きゃはははー、とガックンは大笑いして俺の腕の中で暴れる。
もう、やめたやめた。
色々考えすぎだ。俺も。
なるようになんだろ。もう、成り行きに任せるしかねーんだ。
他にもガキ共が俺の周りに集まって来たから、めいっぱい一緒になって遊んでやった。
そんな風に遊んでいると、午前十時少し前、お菓子の家を作る業者が施設にやって来た。
面白いものを今から作るから、絶対に見るなと禁止令を出して遊戯室を封鎖し、食堂の方へ行かせた。
始めてくれ、と業者に頼み、食堂の方で待っている間、美羽がガキ共に絵本を読み聞かせていた。
楽しそうに絵本に夢中になるガキ共を見つめて、俺はこんな絵本なんか、一度も、誰からも読んでもらったことがねーんだな、と幼少期を思い出した。
本当に、愛情のカケラも無い家で育ったんだな、俺。
そりゃ性格も歪んで、冷徹にもなるっつーの。
だって、こんなあったかいモンがこの世の中にあるって事、今まで知らなかったからな。
誰にも教えてもらわなかったし、誰も俺に教えてくれなかったし。
俺が読んでいた本は、参考書とビジネス書ばっかりだったもんな。
まあ、自分でも興味なかったのもあったけど――もしかしたら、こういうのが羨ましいって気が付きたくないから、背を向けてたただけなのかもしんねーな。

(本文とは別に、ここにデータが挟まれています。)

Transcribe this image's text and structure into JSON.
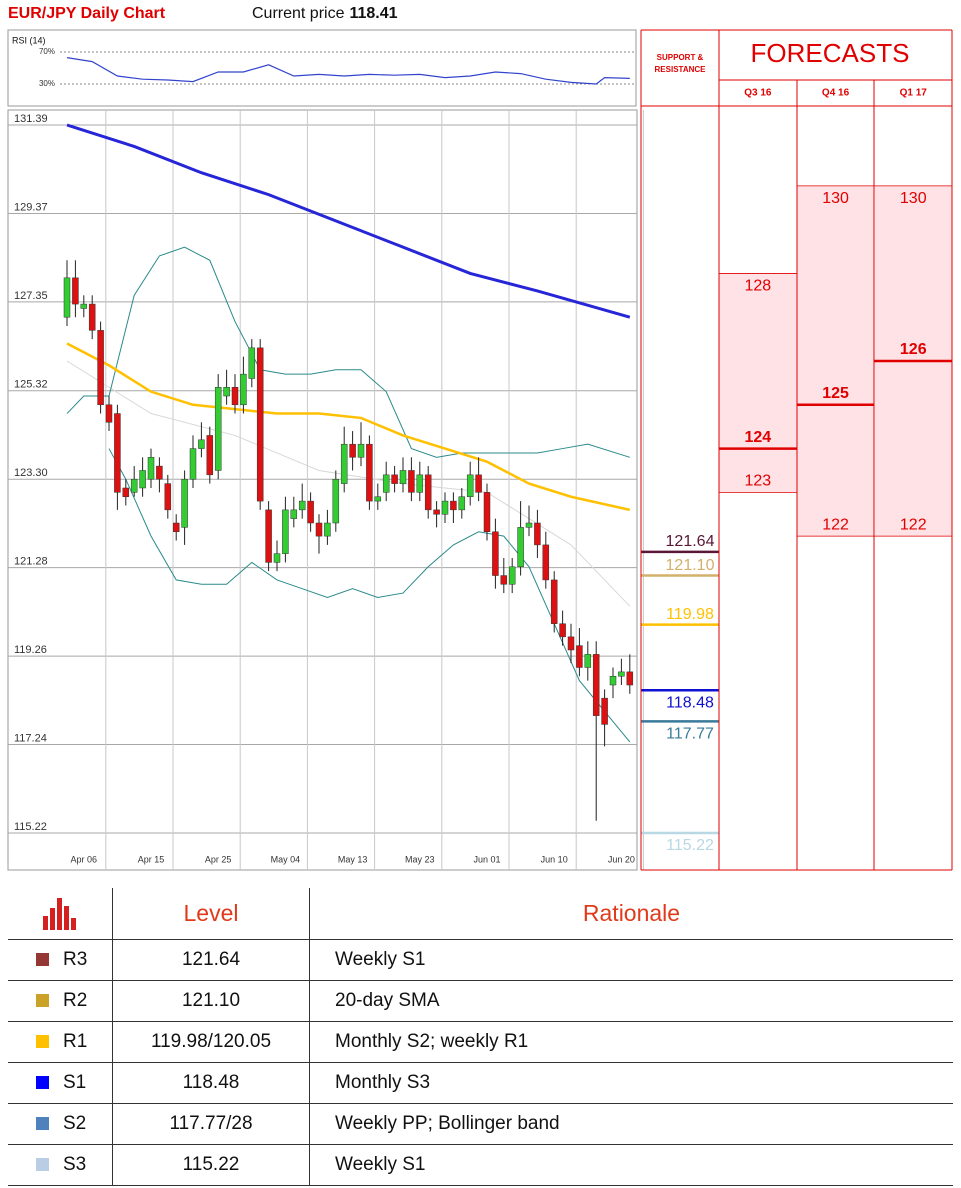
{
  "header": {
    "title": "EUR/JPY Daily Chart",
    "price_label": "Current price",
    "price": 118.41
  },
  "chart_data": [
    {
      "type": "line",
      "title": "RSI (14)",
      "color": "#3344cc",
      "ylim": [
        0,
        100
      ],
      "yticks": [
        {
          "value": 70,
          "label": "70%"
        },
        {
          "value": 30,
          "label": "30%"
        }
      ],
      "xlim": [
        0,
        67
      ],
      "x": [
        0,
        3,
        6,
        9,
        12,
        15,
        18,
        21,
        24,
        27,
        30,
        33,
        36,
        39,
        42,
        45,
        48,
        51,
        54,
        57,
        60,
        63,
        64,
        67
      ],
      "values": [
        63,
        58,
        40,
        36,
        35,
        33,
        45,
        45,
        54,
        40,
        42,
        40,
        42,
        41,
        42,
        38,
        40,
        45,
        43,
        36,
        32,
        30,
        38,
        37
      ]
    },
    {
      "type": "candlestick",
      "up_color": "#33cc33",
      "down_color": "#dd1111",
      "grid": true,
      "ylim": [
        115.22,
        131.39
      ],
      "yticks": [
        131.39,
        129.37,
        127.35,
        125.32,
        {
          "value": 123.3,
          "label": "123.30"
        },
        121.28,
        119.26,
        117.24,
        115.22
      ],
      "categories": [
        null,
        null,
        "Apr 06",
        null,
        null,
        null,
        null,
        null,
        null,
        null,
        "Apr 15",
        null,
        null,
        null,
        null,
        null,
        null,
        null,
        "Apr 25",
        null,
        null,
        null,
        null,
        null,
        null,
        null,
        "May 04",
        null,
        null,
        null,
        null,
        null,
        null,
        null,
        "May 13",
        null,
        null,
        null,
        null,
        null,
        null,
        null,
        "May 23",
        null,
        null,
        null,
        null,
        null,
        null,
        null,
        "Jun 01",
        null,
        null,
        null,
        null,
        null,
        null,
        null,
        "Jun 10",
        null,
        null,
        null,
        null,
        null,
        null,
        null,
        "Jun 20",
        null
      ],
      "open": [
        127.0,
        127.9,
        127.2,
        127.3,
        126.7,
        125.0,
        124.8,
        123.1,
        123.0,
        123.1,
        123.3,
        123.6,
        123.2,
        122.3,
        122.2,
        123.3,
        124.0,
        124.3,
        123.5,
        125.2,
        125.4,
        125.0,
        125.6,
        126.3,
        122.6,
        121.4,
        121.6,
        122.4,
        122.6,
        122.8,
        122.3,
        122.0,
        122.3,
        123.2,
        124.1,
        123.8,
        124.1,
        122.8,
        123.0,
        123.4,
        123.2,
        123.5,
        123.0,
        123.4,
        122.6,
        122.5,
        122.8,
        122.6,
        122.9,
        123.4,
        123.0,
        122.1,
        121.1,
        120.9,
        121.3,
        122.2,
        122.3,
        121.8,
        121.0,
        120.0,
        119.7,
        119.5,
        119.0,
        119.3,
        118.3,
        118.6,
        118.8,
        118.9
      ],
      "high": [
        128.3,
        128.3,
        127.5,
        127.5,
        126.9,
        125.2,
        125.0,
        123.3,
        123.6,
        123.8,
        124.0,
        123.8,
        123.4,
        122.5,
        123.5,
        124.3,
        124.6,
        124.5,
        125.7,
        125.8,
        125.7,
        126.1,
        126.5,
        126.5,
        122.8,
        121.9,
        122.9,
        122.9,
        123.2,
        123.0,
        122.5,
        122.6,
        123.5,
        124.5,
        124.4,
        124.6,
        124.3,
        123.2,
        123.7,
        123.6,
        123.8,
        123.8,
        123.7,
        123.6,
        122.8,
        123.0,
        123.0,
        123.1,
        123.7,
        123.8,
        123.2,
        122.4,
        121.5,
        121.5,
        122.8,
        122.7,
        122.6,
        122.1,
        121.2,
        120.3,
        120.0,
        119.9,
        119.6,
        119.6,
        118.5,
        119.0,
        119.2,
        119.3
      ],
      "low": [
        126.8,
        127.0,
        127.0,
        126.5,
        124.8,
        124.4,
        122.6,
        122.7,
        122.9,
        122.9,
        123.1,
        123.0,
        122.4,
        121.9,
        121.8,
        123.1,
        123.8,
        123.2,
        123.3,
        125.0,
        124.8,
        124.8,
        125.4,
        122.6,
        121.2,
        121.2,
        121.4,
        122.2,
        122.4,
        122.1,
        121.6,
        121.8,
        122.1,
        123.0,
        123.5,
        123.6,
        122.6,
        122.6,
        122.8,
        123.0,
        123.0,
        122.8,
        122.8,
        122.4,
        122.2,
        122.3,
        122.3,
        122.4,
        122.7,
        122.8,
        121.9,
        120.8,
        120.7,
        120.7,
        121.1,
        122.0,
        121.5,
        120.8,
        119.8,
        119.5,
        119.1,
        118.8,
        118.7,
        115.5,
        117.2,
        118.3,
        118.6,
        118.4
      ],
      "close": [
        127.9,
        127.3,
        127.3,
        126.7,
        125.0,
        124.6,
        123.0,
        122.9,
        123.3,
        123.5,
        123.8,
        123.3,
        122.6,
        122.1,
        123.3,
        124.0,
        124.2,
        123.4,
        125.4,
        125.4,
        125.0,
        125.7,
        126.3,
        122.8,
        121.4,
        121.6,
        122.6,
        122.6,
        122.8,
        122.3,
        122.0,
        122.3,
        123.3,
        124.1,
        123.8,
        124.1,
        122.8,
        122.9,
        123.4,
        123.2,
        123.5,
        123.0,
        123.4,
        122.6,
        122.5,
        122.8,
        122.6,
        122.9,
        123.4,
        123.0,
        122.1,
        121.1,
        120.9,
        121.3,
        122.2,
        122.3,
        121.8,
        121.0,
        120.0,
        119.7,
        119.4,
        119.0,
        119.3,
        117.9,
        117.7,
        118.8,
        118.9,
        118.6
      ],
      "overlays": [
        {
          "color": "#d8d8d8",
          "width": 1,
          "x": [
            0,
            10,
            20,
            30,
            40,
            50,
            60,
            67
          ],
          "values": [
            126.0,
            124.8,
            124.3,
            123.5,
            123.2,
            123.0,
            121.8,
            120.4
          ]
        },
        {
          "color": "#2a8a8a",
          "width": 1,
          "x": [
            0,
            2,
            5,
            8,
            11,
            14,
            17,
            20,
            23,
            26,
            29,
            32,
            35,
            38,
            41,
            44,
            47,
            50,
            53,
            56,
            59,
            62,
            67
          ],
          "values": [
            124.8,
            125.2,
            125.2,
            127.5,
            128.4,
            128.6,
            128.3,
            126.9,
            125.8,
            125.7,
            125.7,
            125.8,
            125.8,
            125.3,
            124.0,
            123.8,
            123.9,
            123.9,
            123.9,
            123.9,
            124.0,
            124.1,
            123.8
          ]
        },
        {
          "color": "#2a8a8a",
          "width": 1,
          "x": [
            5,
            7,
            10,
            13,
            16,
            19,
            22,
            25,
            28,
            31,
            34,
            37,
            40,
            43,
            46,
            49,
            52,
            55,
            58,
            61,
            64,
            67
          ],
          "values": [
            124.0,
            123.3,
            122.0,
            121.0,
            120.9,
            120.9,
            121.4,
            121.0,
            120.8,
            120.6,
            120.8,
            120.6,
            120.7,
            121.3,
            121.8,
            122.1,
            122.0,
            121.3,
            120.0,
            118.7,
            118.0,
            117.3
          ]
        },
        {
          "color": "#ffc000",
          "width": 2.5,
          "x": [
            0,
            5,
            10,
            15,
            20,
            25,
            30,
            35,
            40,
            45,
            50,
            55,
            60,
            67
          ],
          "values": [
            126.4,
            125.9,
            125.3,
            125.0,
            124.9,
            124.8,
            124.8,
            124.7,
            124.3,
            124.0,
            123.7,
            123.2,
            122.9,
            122.6
          ]
        },
        {
          "color": "#2626d8",
          "width": 3,
          "x": [
            0,
            8,
            16,
            24,
            32,
            40,
            48,
            56,
            67
          ],
          "values": [
            131.39,
            130.9,
            130.3,
            129.8,
            129.2,
            128.6,
            128.0,
            127.6,
            127.0
          ]
        }
      ]
    }
  ],
  "support_resistance": {
    "title": "SUPPORT & RESISTANCE",
    "levels": [
      {
        "value": 121.64,
        "color": "#5a1636"
      },
      {
        "value": 121.1,
        "label": "121.10",
        "color": "#d4b06a"
      },
      {
        "value": 119.98,
        "color": "#ffc000"
      },
      {
        "value": 118.48,
        "color": "#1010d0"
      },
      {
        "value": 117.77,
        "color": "#3a7a9a"
      },
      {
        "value": 115.22,
        "color": "#b8d8e4"
      }
    ]
  },
  "forecasts": {
    "title": "FORECASTS",
    "color": "#e00000",
    "fill": "#ffe2e6",
    "columns": [
      {
        "label": "Q3 16",
        "high": 128,
        "target": 124,
        "low": 123
      },
      {
        "label": "Q4 16",
        "high": 130,
        "target": 125,
        "low": 122
      },
      {
        "label": "Q1 17",
        "high": 130,
        "target": 126,
        "low": 122
      }
    ]
  },
  "table": {
    "header": [
      "Level",
      "Rationale"
    ],
    "rows": [
      {
        "code": "R3",
        "color": "#953735",
        "level": "121.64",
        "rationale": "Weekly S1"
      },
      {
        "code": "R2",
        "color": "#c9a227",
        "level": "121.10",
        "rationale": "20-day SMA"
      },
      {
        "code": "R1",
        "color": "#ffc000",
        "level": "119.98/120.05",
        "rationale": "Monthly S2; weekly R1"
      },
      {
        "code": "S1",
        "color": "#0000ff",
        "level": "118.48",
        "rationale": "Monthly S3"
      },
      {
        "code": "S2",
        "color": "#4f81bd",
        "level": "117.77/28",
        "rationale": "Weekly PP; Bollinger band"
      },
      {
        "code": "S3",
        "color": "#b9cde5",
        "level": "115.22",
        "rationale": "Weekly S1"
      }
    ]
  }
}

楽しそうに絵本に夢中になるガキ共を見ながら、これまた楽しそうに絵本を読む美羽を見て、幸せだな、って思った。
ずっと、こうしてお前達を見つめていたい。
それだけで、心がこんなにも温かくなるんだ。
だから、ずっとずっと、俺の傍で笑っててくれ。
俺が、お前等を守ってやる。
その為だったら、どんなことでもやってやるぜ。たとえ泥水を啜らされても、どんな酷い目に遭っても、だ。
だからお前達の幸せを壊しに来る奴は、誰であろうと、この俺が容赦なく叩き潰してやるからな。

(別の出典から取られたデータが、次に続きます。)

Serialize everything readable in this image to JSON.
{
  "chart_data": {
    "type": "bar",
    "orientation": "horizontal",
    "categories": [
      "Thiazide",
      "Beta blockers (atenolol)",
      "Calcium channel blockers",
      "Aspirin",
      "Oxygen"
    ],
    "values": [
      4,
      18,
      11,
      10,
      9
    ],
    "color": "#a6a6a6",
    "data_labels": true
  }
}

用意が出来たとのことで、仕上がりの確認の為に、俺だけが遊戯室に呼ばれた。
業者が素早く仕上げてくれたので、一時間足らずでお菓子の家が出来上がった。
出来栄えを見ると、想像以上だ。ヘンゼルとグレーテルのお菓子の家を再現してもらったんだ。なかなか良い感じだ。大きさもガキに合わせて小さめだから、全員で食いにかかりゃ、あっという間に無くなるだろう。

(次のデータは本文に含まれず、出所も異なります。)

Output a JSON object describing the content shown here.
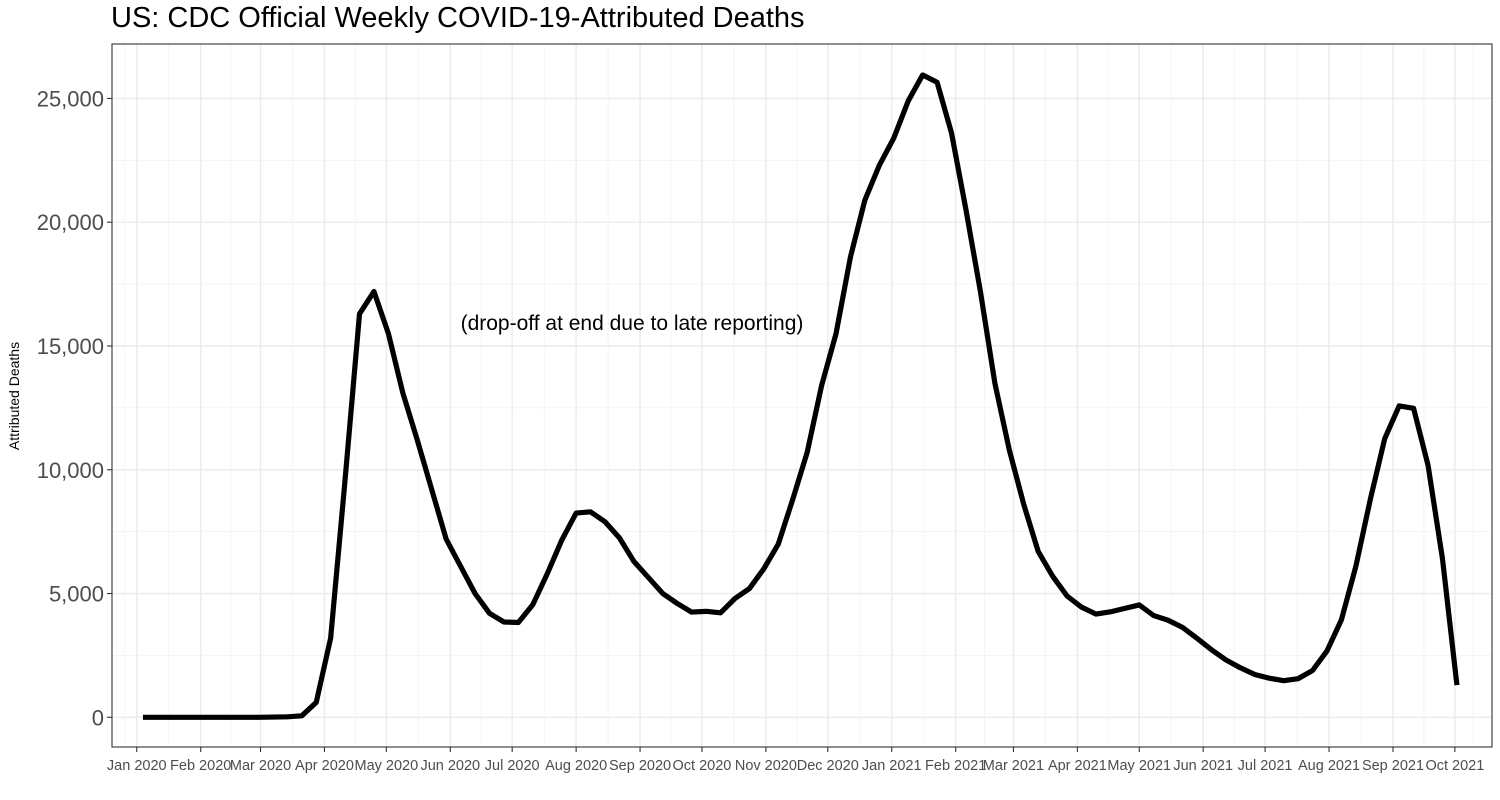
{
  "chart_data": {
    "type": "line",
    "title": "US: CDC Official Weekly COVID-19-Attributed Deaths",
    "xlabel": "",
    "ylabel": "Attributed Deaths",
    "annotation": "(drop-off at end due to late reporting)",
    "ylim": [
      -1200,
      27200
    ],
    "xlim": [
      "2019-12-20",
      "2021-10-19"
    ],
    "y_ticks": [
      0,
      5000,
      10000,
      15000,
      20000,
      25000
    ],
    "y_tick_labels": [
      "0",
      "5,000",
      "10,000",
      "15,000",
      "20,000",
      "25,000"
    ],
    "x_ticks": [
      "2020-01-01",
      "2020-02-01",
      "2020-03-01",
      "2020-04-01",
      "2020-05-01",
      "2020-06-01",
      "2020-07-01",
      "2020-08-01",
      "2020-09-01",
      "2020-10-01",
      "2020-11-01",
      "2020-12-01",
      "2021-01-01",
      "2021-02-01",
      "2021-03-01",
      "2021-04-01",
      "2021-05-01",
      "2021-06-01",
      "2021-07-01",
      "2021-08-01",
      "2021-09-01",
      "2021-10-01"
    ],
    "x_tick_labels": [
      "Jan 2020",
      "Feb 2020",
      "Mar 2020",
      "Apr 2020",
      "May 2020",
      "Jun 2020",
      "Jul 2020",
      "Aug 2020",
      "Sep 2020",
      "Oct 2020",
      "Nov 2020",
      "Dec 2020",
      "Jan 2021",
      "Feb 2021",
      "Mar 2021",
      "Apr 2021",
      "May 2021",
      "Jun 2021",
      "Jul 2021",
      "Aug 2021",
      "Sep 2021",
      "Oct 2021"
    ],
    "grid": true,
    "series": [
      {
        "color": "#000000",
        "x": [
          "2020-01-04",
          "2020-01-11",
          "2020-01-18",
          "2020-01-25",
          "2020-02-01",
          "2020-02-08",
          "2020-02-15",
          "2020-02-22",
          "2020-02-29",
          "2020-03-07",
          "2020-03-14",
          "2020-03-21",
          "2020-03-28",
          "2020-04-04",
          "2020-04-11",
          "2020-04-18",
          "2020-04-25",
          "2020-05-02",
          "2020-05-09",
          "2020-05-16",
          "2020-05-23",
          "2020-05-30",
          "2020-06-06",
          "2020-06-13",
          "2020-06-20",
          "2020-06-27",
          "2020-07-04",
          "2020-07-11",
          "2020-07-18",
          "2020-07-25",
          "2020-08-01",
          "2020-08-08",
          "2020-08-15",
          "2020-08-22",
          "2020-08-29",
          "2020-09-05",
          "2020-09-12",
          "2020-09-19",
          "2020-09-26",
          "2020-10-03",
          "2020-10-10",
          "2020-10-17",
          "2020-10-24",
          "2020-10-31",
          "2020-11-07",
          "2020-11-14",
          "2020-11-21",
          "2020-11-28",
          "2020-12-05",
          "2020-12-12",
          "2020-12-19",
          "2020-12-26",
          "2021-01-02",
          "2021-01-09",
          "2021-01-16",
          "2021-01-23",
          "2021-01-30",
          "2021-02-06",
          "2021-02-13",
          "2021-02-20",
          "2021-02-27",
          "2021-03-06",
          "2021-03-13",
          "2021-03-20",
          "2021-03-27",
          "2021-04-03",
          "2021-04-10",
          "2021-04-17",
          "2021-04-24",
          "2021-05-01",
          "2021-05-08",
          "2021-05-15",
          "2021-05-22",
          "2021-05-29",
          "2021-06-05",
          "2021-06-12",
          "2021-06-19",
          "2021-06-26",
          "2021-07-03",
          "2021-07-10",
          "2021-07-17",
          "2021-07-24",
          "2021-07-31",
          "2021-08-07",
          "2021-08-14",
          "2021-08-21",
          "2021-08-28",
          "2021-09-04",
          "2021-09-11",
          "2021-09-18",
          "2021-09-25",
          "2021-10-02"
        ],
        "y": [
          0,
          0,
          0,
          0,
          0,
          0,
          0,
          0,
          0,
          10,
          20,
          60,
          600,
          3200,
          9600,
          16300,
          17200,
          15500,
          13100,
          11200,
          9200,
          7200,
          6100,
          5000,
          4200,
          3850,
          3830,
          4550,
          5800,
          7150,
          8250,
          8300,
          7900,
          7250,
          6300,
          5650,
          5000,
          4600,
          4250,
          4280,
          4220,
          4800,
          5200,
          6000,
          7000,
          8800,
          10700,
          13400,
          15500,
          18600,
          20900,
          22300,
          23400,
          24900,
          25950,
          25650,
          23600,
          20500,
          17200,
          13500,
          10800,
          8600,
          6700,
          5700,
          4900,
          4450,
          4170,
          4260,
          4400,
          4540,
          4110,
          3920,
          3630,
          3190,
          2730,
          2320,
          2000,
          1730,
          1580,
          1480,
          1560,
          1890,
          2680,
          3940,
          6100,
          8800,
          11260,
          12580,
          12480,
          10180,
          6400,
          1300
        ]
      }
    ]
  }
}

それより、早く見せて喜ばせてやろう。俺は食堂に全員を呼びに行った。
「用意できたから、お前等、早く来いよ。スゲーぞ!」
わーいなんだろう、とガキ共は大喜びで食堂を飛び出していった。
遊戯室にいち早く入っていったアイリが、すごぉーいっ、と大声を上げた。
続いて他のガキ共も、うわー、とか、スゲーとか、嬉しい歓声が聞こえて来た。
「何が出来てるの? 先生にも見せて」
美羽もガキ共の後から続いて、遊戯室の中に入っていった。
「わあっ・・・・すごい・・・・」
お菓子の家を見た美羽が、感嘆の声を漏らした。
「どーだ、スゲーだろ」
ポン、と美羽の肩を叩いて言ってやった。「俺からのプレゼントだ。本物だから、食えるんだぜ」
「王雅・・・・」
「一緒に食うか。俺達も」
「うん。いつも楽しい事考えてくれて、本当にありがとう! 王雅って、楽しい事考える天才ねっ」
美羽が、俺の好きなコロッケスマイルを見せてくれた。
俺は、お前のその顔が見れるだけで満足だ。